Namun, sifat-sifat seperti itu pada dasarnya kompleks, dan proses membuat perubahan pada tanaman tanaman melalui rekayasa genetika ternyata lebih rumit daripada yang difikirkan. Di masa depan, rekayasa genetika semacam itu dapat menghasilkan perbaikan dalam proses fotosintesis, tetapi pada dekade pertama abad ke-21, ia belum menunjukkan bahwa ia dapat secara dramatis meningkatkan hasil panen.
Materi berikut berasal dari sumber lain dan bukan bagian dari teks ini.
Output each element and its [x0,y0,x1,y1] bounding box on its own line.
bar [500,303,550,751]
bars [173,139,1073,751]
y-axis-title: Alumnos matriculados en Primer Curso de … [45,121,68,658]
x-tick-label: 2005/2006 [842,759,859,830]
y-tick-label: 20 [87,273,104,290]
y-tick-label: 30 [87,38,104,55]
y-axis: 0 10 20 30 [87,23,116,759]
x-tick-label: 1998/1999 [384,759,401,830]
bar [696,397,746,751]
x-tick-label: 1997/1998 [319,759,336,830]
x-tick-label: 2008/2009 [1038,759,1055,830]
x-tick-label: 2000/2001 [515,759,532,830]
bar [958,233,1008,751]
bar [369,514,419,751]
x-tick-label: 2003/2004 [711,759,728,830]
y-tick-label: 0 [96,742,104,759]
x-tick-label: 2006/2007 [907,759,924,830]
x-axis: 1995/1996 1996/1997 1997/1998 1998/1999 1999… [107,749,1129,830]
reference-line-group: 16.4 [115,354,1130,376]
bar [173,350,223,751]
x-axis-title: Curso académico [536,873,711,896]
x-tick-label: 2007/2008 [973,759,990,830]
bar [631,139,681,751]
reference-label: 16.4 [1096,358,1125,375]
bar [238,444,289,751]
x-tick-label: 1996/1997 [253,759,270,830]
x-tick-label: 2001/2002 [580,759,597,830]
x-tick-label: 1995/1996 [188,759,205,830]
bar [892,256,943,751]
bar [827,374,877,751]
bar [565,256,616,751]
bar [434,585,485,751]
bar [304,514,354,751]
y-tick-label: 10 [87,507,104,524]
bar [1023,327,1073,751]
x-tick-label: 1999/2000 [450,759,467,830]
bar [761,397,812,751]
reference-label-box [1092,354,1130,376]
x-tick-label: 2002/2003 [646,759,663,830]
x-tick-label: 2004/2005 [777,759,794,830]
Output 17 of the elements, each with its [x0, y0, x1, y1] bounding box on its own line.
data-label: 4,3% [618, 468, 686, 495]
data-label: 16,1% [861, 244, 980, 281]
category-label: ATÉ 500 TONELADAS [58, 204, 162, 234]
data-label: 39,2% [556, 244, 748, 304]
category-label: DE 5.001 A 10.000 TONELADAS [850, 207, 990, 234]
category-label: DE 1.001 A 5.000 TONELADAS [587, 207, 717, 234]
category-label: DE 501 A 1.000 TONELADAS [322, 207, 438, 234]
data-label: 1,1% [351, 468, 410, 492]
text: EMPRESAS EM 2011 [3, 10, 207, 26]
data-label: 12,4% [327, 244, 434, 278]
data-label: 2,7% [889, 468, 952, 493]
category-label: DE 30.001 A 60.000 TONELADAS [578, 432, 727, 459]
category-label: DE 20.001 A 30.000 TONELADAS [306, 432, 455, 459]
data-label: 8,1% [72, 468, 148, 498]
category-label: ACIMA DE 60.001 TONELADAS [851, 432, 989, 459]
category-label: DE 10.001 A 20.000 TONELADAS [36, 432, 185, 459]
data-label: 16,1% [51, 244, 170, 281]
Hal menarik lainnya dalam studi tentang fotosintesis adalah adanya penemuan bahwa hewan-hewan tertentu mampu mengubah energi cahaya menjadi energi kimia seperti Siput laut hijau zamrud (Elysia chlorotica), misalnya, memperoleh gen dan kloroplas dari Vaucheria litorea, alga yang dikonsumsi, memberinya kemampuan terbatas untuk menghasilkan klorofil. Ketika kloroplas yang cukup berasimilasi, siput dapat berhenti mengkonsumsi makanan. Aphid kacang (Acyrthosiphon pisum) dapat memanfaatkan cahaya untuk memproduksi senyawa kaya energi adenosine triphosphate (ATP); kemampuan ini telah dikaitkan dengan pembuatan pigmen karotenoid aphid.